I've looked at the huge TO DO list I have for this weekend with my husband out of town and recognized that my time is limited so I need to analyze which things I can control and make the best of those.
- I can control whether I put our rent check into the mail or drive it into the office. We're going with the good ol' USPS...
- I can control whether I cook dinner every night or allow my mom to take us to dinner. We're going to gratefully accept.
- I can control whether I go to sleep at a decent hour to be cheerful and energetic for my kiddos. Time to take a nap.
- I can control whether I visualize my husband and son having a great time or being in danger so far from home. I'm picturing them hiking and climbing trees.
I can control whether I worry about the aches and pains in my body, or choose to believe that they'll take care of themselves. I'm getting well, and I choose to look at all the great things that have changed for the better recently.
Despite how many things in my day-to-day life are truly out of both my control AND my comfort zone, I can choose to accept and LET GO of the things I cannot change.
I cannot change the tornadoes that just wreaked havoc on the American South, right at the time that my husband and child are traveling there.

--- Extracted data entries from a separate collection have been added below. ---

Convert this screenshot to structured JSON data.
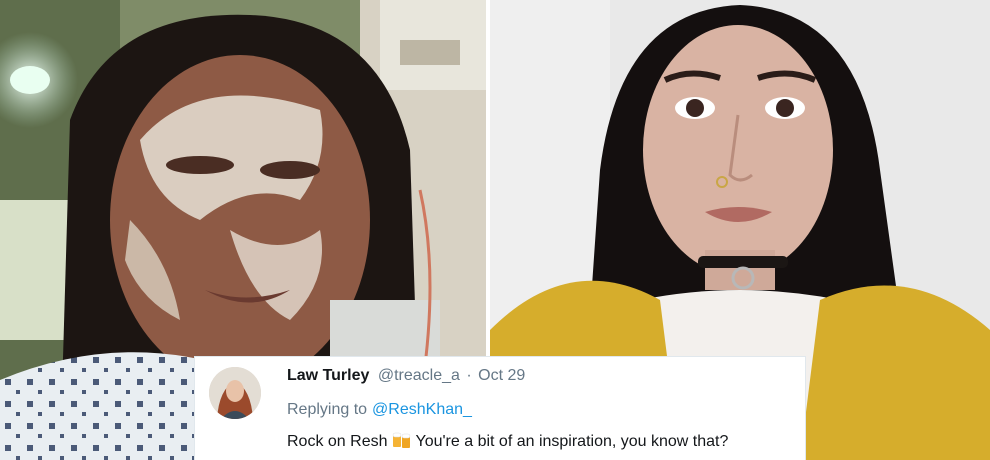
{
  "images": {
    "left": {
      "icon": "hospital-photo"
    },
    "right": {
      "icon": "selfie-photo"
    }
  },
  "tweet": {
    "display_name": "Law Turley",
    "handle": "@treacle_a",
    "separator": "·",
    "date": "Oct 29",
    "replying_to_label": "Replying to",
    "replying_to_handle": "@ReshKhan_",
    "text_before_emoji": "Rock on Resh",
    "emoji": "beer-mugs-icon",
    "text_after_emoji": "You're a bit of an inspiration, you know that?",
    "colors": {
      "name": "#14171a",
      "meta": "#657786",
      "link": "#1b95e0"
    }
  }
}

I need to let go of my fear that another tornado will hurt my little boy. I cannot change the fact that he is now thousands of miles away and nothing I can do will save or protect him in any situation he encounters. Instead I can let go and trust that I'll be seeing him again in just a few days.
What I find so far is that after implementing Elinor's pearls of wisdom, I feel grounded. I feel sleepy. My heart rate is steady and methodic. I feel peaceful and relaxed.
Could it be? Yes, it's true! I've actually de-stressed. Thank you, Elinor!!! and vast thanks to the Divine plan that led me to this amazing group of women who are already changing my mind, heart and belief systems for the better.